According to Robert Putnam, "the first known use of the concept (of social capital) was not by some cloistered theoretician, but by a practical reformer of the Progressive Era—L. J. Hanifan, state supervisor of rural schools in West Virginia. Writing in 1916 to urge the importance of community involvement for successful schools, Hanifan invoked the idea of 'social capital' to explain why."
"Hanifan's account of social capital," Putnam continues, "anticipated virtually all of the crucial elements in later interpretations, but his conceptual invention apparently attracted no notice from other social commentators and disappeared without a trace" for the next 84 years. Hanifan defined social capital as:
The tangible substances [that] count for most in the daily lives of people: namely good will, fellowship, sympathy, and social intercourse among the individuals and families who make up a social unit. . .. The individual is helpless socially, if left to himself. If he comes into contact with his neighbor, and they with other neighbors, there will be an accumulation of social capital, which may immediately satisfy his social needs and which may bear a social potentiality sufficient to the substantial improvement of living conditions in the whole community. The community as a whole will benefit by the cooperation of all its parts, while the individual will find in his associations the advantages of the help, the sympathy, and the fellowship of his neighbors.

In December 1917, State Superintendent of Free Schools H. P. Shawkey appointed Hanifan as secretary to the New School Code Commission. The commission developed key provisions of the public education system in West Virginia.
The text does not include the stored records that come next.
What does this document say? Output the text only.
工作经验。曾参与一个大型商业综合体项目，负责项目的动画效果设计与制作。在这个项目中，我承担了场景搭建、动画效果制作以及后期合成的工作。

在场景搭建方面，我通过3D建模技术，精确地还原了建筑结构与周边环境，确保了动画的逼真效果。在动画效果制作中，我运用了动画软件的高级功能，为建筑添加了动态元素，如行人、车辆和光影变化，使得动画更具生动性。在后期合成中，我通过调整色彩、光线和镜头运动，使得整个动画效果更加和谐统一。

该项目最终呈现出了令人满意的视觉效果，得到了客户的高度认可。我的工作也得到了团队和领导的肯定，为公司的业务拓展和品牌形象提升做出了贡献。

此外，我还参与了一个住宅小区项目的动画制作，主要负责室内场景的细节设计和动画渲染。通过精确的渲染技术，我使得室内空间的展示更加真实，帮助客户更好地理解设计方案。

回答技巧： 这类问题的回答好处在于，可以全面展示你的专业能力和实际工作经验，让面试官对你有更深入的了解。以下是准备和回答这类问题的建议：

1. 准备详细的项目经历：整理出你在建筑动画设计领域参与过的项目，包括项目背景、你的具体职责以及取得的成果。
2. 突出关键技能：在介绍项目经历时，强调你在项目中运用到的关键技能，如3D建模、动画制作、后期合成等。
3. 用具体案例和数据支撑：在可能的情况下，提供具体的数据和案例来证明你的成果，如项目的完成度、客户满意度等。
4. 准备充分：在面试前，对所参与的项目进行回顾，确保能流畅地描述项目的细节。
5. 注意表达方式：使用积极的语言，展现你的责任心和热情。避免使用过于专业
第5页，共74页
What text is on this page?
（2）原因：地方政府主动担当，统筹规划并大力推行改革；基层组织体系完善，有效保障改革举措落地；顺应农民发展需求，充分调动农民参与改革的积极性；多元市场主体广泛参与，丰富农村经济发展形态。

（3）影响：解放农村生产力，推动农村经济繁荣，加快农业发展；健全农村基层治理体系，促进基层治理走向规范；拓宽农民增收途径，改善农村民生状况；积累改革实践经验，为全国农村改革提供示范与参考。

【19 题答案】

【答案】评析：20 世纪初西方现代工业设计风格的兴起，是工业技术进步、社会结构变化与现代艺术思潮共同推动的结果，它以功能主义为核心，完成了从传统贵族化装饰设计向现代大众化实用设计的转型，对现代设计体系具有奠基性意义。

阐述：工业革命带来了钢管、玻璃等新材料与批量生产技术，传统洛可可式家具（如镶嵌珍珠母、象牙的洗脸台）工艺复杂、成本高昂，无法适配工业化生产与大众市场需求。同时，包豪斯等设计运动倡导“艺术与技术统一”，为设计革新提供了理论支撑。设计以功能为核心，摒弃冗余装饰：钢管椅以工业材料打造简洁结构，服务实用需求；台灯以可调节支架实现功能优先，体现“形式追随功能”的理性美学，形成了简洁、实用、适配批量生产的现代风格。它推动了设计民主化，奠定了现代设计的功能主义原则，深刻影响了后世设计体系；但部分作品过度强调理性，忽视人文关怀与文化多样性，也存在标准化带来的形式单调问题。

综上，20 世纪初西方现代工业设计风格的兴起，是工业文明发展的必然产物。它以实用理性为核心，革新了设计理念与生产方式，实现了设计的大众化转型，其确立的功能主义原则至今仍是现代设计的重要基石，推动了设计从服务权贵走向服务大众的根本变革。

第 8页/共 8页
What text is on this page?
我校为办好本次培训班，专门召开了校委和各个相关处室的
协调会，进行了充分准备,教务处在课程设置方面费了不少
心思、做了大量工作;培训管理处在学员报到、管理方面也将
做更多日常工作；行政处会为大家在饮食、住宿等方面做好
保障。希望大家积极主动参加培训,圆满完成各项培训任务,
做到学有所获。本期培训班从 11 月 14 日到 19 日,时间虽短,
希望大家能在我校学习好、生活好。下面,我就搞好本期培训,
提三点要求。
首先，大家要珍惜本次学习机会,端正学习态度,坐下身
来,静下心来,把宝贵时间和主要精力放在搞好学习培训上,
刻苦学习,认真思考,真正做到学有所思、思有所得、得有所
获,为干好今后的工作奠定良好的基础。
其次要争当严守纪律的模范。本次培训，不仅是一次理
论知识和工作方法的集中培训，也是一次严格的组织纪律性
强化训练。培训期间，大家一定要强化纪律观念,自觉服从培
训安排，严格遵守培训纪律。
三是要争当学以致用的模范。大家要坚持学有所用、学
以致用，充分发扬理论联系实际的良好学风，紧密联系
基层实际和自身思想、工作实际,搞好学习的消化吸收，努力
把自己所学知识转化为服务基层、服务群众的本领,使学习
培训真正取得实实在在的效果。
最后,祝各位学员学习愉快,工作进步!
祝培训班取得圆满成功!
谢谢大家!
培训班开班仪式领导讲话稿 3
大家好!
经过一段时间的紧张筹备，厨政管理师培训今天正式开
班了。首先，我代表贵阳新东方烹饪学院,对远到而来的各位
The Commission report presented to the West Virginia Legislature in January, 1919, resulted in legislation adopted in February, 1920, establishing the state board of education, creating the 10-month school term, raising teacher's salaries, mandating compulsory attendance for pupils age 6–16, authorizing junior high schools, and among other provisions.

Hanifan married Mary Pearl Agee (1891–1948) on March 26, 1913, and they had one child, Mary Elkin Hanifan. His father was John Hanifan, married three times, his mother being Sara Taylor. Lyda had five full siblings, Lorenzo Dow, French W. and Stark W. (twins), Floyd R., and Luetta Hanifan. Also, ten half siblings. After serving as Superintendent of Schools in Welch, West Virginia, Hanifan moved to Paducah, Kentucky, where he served as Superintendent of Schools until his death.

==Works==
The following are all of the currently known publications of L. J. Hanifan:
- Hanifan, L. J. (1912). "The Rural School and Rural Life"
- Hanifan, L. J., Ed. (1913). District Supervision: West Virginia and Oregon as Examples. National Society for the Study of Education, Twelfth Yearbook. Chicago, University of Chicago Press.
- Hanifan, L. J. (1913). A Handbook Containing Suggestions and Programs for Community Social Gatherings at Rural School Houses Charleston, WV, State Department of Education.
- Hanifan, L. J. (1913). A Supplement to the State Manual of the Elementary Course of Study. Charleston, WV, Department of Free Schools.
- Hanifan, L. J. (1914). Facts and Fallacies About Consolidation of Schools in West Virginia. Charleston, WV, Department of Free Schools: 16.
- Hanifan, L. J. (1914). "Social Centers and Rural Schools." Atlantic Educational Journal 10: 62–65.
- Hanifan, L. J. (1916). Evening Classes for West Virginia Elementary Schools. Charleston, WV, Department of Free Schools.
- Hanifan, L. J. (1916). "The Rural School Community Center"
- Hanifan, L. J. (1920). "The Community Center"
- Hanifan, L. J. (1920). The Difficulties of Consolidation. The Consolidated Rural School. L. W. Rapeer. New York, Charles Scribner's Sons: 475–496.